Мальчики в красных галстуках, игравшие перед домом, услыхав звук барабана, побежали в ворота.
Один из военных остановился и тронул другого за локоть.
— Смотри, Петя, — сказал он, — вот дом, где я провел все свое детство. Видишь это окно, третье слева, это моя бывшая комната. Много есть, чего вспомнить! Вот эти окна, это покои Анны Григорьевны, моей бывшей тетушки. Занятно! А теперь здесь пионерский дом.
Военный, которого назвали Петей, хотел был что-то ответить, но вдруг крикнул:
— Жулан, сюда! Экий старик непослушный! Ведь велел тебе дома сидеть. Нечего тебе с собаками грызться.
Возле ворот особняка стоял еще какой-то пожилой человек с седыми усами. Он поглядывал на дом с какою-то добродушно-насмешливою улыбкою.
— Да, голубчик, — пробормотал он, — довольно в тебе генералы пожили! Пусть теперь поживут пионеры.
Военные, продолжая разговаривать, прошли мимо него.
Человек с седыми усами быстро оглянулся и воскликнул вне себя от удивления:
— Васюк!
Один из военных вздрогнул и обернулся.
— Дядя Ваня!
Они крепко обнялись.
— Ну, и молодчина, — говорил Иван Григорьевич, оглядывая Васю с головы до ног.
— Да и вы, можно сказать, молодцом! Но, когда же вы приехали.
— Вернулся, брат, два месяца тому назад... Пока еще были кое-какие деньжонки, жить было туда-сюда... А потом, брат, пришлось лакеем итти в какую-то гостиницу и препаршивую!.. Всяким прохвостам сапоги чистить! Слуга покорный. А тетушка-то, Анна Григорьевна! Кассиршей в кино! Видал-миндал?.. Это она-то!. А?
Вася живо припомнил Анну Григорьевну, когда она бывало строго проходила по большим комнатам особняка. Он попытался представить ее себе, выглядывающей из окошечка кино-кассы, и не мог.
— Ну, а ты что? — продолжал Иван Григорьевич.
— Красный летчик!
— Коммунист?
— Коммунист! По вашему же совету...
— Ну, ладно! Ладно! Нашел, что вспоминать!
— А вот это мой приятель — Петр Днепренко. Помните, был у нас в «Ястребихе»...
— Что? Это Петька?
— Червяков вам копал для рыбной ловли, — со смехом сказал тот.
— Фу, ты чорт побери! Но каково! У меня, у Ивана Стахеева, племянник коммунист!

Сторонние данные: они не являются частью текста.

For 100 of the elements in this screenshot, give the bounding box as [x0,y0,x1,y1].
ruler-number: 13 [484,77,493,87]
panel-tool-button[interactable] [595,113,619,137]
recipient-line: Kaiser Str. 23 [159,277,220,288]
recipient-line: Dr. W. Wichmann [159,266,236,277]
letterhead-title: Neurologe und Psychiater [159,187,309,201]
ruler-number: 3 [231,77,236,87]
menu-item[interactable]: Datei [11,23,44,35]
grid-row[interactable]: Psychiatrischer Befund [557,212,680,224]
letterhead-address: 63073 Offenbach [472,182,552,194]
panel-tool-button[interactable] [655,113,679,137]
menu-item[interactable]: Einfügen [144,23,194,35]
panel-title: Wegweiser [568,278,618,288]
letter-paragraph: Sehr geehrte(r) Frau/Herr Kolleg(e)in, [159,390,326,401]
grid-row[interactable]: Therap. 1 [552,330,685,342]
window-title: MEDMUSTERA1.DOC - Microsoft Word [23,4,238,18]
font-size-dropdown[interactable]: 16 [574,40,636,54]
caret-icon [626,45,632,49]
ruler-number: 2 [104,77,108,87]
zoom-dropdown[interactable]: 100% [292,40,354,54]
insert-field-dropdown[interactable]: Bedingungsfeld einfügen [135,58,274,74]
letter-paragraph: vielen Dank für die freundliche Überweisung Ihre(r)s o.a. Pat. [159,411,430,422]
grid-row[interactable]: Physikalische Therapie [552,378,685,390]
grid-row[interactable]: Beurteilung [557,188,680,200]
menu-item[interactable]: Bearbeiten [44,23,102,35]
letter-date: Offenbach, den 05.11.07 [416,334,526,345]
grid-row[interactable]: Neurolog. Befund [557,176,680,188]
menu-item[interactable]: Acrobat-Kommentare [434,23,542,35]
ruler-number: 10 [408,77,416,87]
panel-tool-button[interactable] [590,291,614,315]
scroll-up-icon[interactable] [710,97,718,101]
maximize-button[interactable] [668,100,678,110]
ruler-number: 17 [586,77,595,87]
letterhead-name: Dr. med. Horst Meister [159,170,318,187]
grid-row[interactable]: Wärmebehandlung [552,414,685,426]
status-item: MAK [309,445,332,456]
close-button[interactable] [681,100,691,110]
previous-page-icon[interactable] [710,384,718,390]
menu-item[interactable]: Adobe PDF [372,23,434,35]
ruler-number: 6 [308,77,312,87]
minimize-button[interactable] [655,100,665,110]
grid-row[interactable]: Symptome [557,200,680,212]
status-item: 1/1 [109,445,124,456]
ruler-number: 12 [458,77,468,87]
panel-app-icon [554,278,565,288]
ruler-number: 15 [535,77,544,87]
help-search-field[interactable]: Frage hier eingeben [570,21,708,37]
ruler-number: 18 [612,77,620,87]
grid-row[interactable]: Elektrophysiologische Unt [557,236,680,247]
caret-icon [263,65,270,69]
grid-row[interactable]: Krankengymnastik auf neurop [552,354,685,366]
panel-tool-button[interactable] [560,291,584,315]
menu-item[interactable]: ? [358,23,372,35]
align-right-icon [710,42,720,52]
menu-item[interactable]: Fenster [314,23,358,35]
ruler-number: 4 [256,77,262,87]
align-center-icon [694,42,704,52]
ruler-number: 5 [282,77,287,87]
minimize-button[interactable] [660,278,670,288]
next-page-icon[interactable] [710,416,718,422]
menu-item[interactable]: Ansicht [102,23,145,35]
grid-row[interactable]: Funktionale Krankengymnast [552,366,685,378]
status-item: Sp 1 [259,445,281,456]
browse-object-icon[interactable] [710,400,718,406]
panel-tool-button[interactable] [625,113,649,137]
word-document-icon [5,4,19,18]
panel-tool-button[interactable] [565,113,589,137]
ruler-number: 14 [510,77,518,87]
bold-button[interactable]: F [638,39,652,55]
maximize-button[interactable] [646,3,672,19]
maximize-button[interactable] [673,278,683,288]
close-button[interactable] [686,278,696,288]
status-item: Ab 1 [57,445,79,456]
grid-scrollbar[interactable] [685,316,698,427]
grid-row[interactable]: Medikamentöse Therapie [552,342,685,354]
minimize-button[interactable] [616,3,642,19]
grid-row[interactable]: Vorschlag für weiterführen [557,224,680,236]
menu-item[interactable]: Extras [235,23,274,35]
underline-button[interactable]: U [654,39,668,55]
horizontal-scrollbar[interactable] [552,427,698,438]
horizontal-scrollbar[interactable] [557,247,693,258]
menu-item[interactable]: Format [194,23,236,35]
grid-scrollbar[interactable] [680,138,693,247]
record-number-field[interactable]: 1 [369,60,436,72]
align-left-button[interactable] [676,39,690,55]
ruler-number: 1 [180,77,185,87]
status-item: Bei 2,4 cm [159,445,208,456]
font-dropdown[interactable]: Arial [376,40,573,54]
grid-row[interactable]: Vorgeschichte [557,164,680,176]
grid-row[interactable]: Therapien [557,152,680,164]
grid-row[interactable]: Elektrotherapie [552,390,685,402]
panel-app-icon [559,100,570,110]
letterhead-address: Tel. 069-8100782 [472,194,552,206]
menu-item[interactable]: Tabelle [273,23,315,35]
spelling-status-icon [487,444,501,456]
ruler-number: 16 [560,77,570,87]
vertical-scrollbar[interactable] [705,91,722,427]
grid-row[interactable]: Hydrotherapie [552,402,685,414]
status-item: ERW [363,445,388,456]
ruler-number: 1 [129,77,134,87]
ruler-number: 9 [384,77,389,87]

— Да ведь я вам не племянник вовсе.
— А, ты знаешь? А как узнал?
— Письмо нашел тетушкино...
— Так! Да! Не любила тебя Анна! Только ради сестры и взялась тебя воспитывать! Уж мы с ней бывало частенько из-за тебя бранились! А помнишь, как мы по этому самому переулку удирали?
Так беседуя, они дошли до огромного дома, стоявшего на углу переулка.
— Вот, где я живу, — сказал Иван Григорьевич, — вон на самой верхушке... видишь балкончик?
— Вот завтра первое мая, — сказал Вася, — выходите на балкон, я над Москвой буду летать...
— Ишь ты! Ну, а твои приятели как? Федор... Степан?..
— Степан в районном совете работает вместе с Сачковым, знаете, тот рабочий, который меня подобрал тогда!
— Знаю!
— А Федор... Федор наш убит у Перекопа... в 20-м году!
— Ведь вот! Как он войны боялся... а тут сам под пулю пошел!
— То другая война была...
— Все, брат, другое! И мы все другие, и дома другие и всё... Зайдемте чайку выпить!
— Сегодня не могу!.. Надо к завтрашнему празднеству готовиться.
Они распростились.
Иван Григорьевич долго смотрел им вслед.
Потом он начал медленно взбираться к себе на шестой этаж.
На другой день утром Иван Григорьевич вышел на свой балкончик.
Озаренная ярким солнцем Москва сверкала словно какой-то сказочный Багдад.
Весь город был полон разнообразными звуками.
Гремели трубы оркестров, грохотали грузовики и автомобили, наполненные детьми, кричавшими ура.
С неба донесся вдруг торжественный гул.
На фоне голубого неба длинной вереницей серели аэропланы. Они величественно парили на огромной высоте и иногда при повороте сверкали на солнце их крылья.
«Молодчина», — бормотал Иван Григорьевич, думая о Васе.
Ему вдруг вспомнился толстый Франц Маркович, свирепо выкатывающий глаза и говорящий: «иди в своя комната, негодяй!»
Иван Григорьевич расхохотался.
«Попробовал бы он его теперь!»— подумал он, и, прищурившись, стал глядеть на небо.
А из-за крыши, над самой его головою, появлялись все новые и новые аэропланы.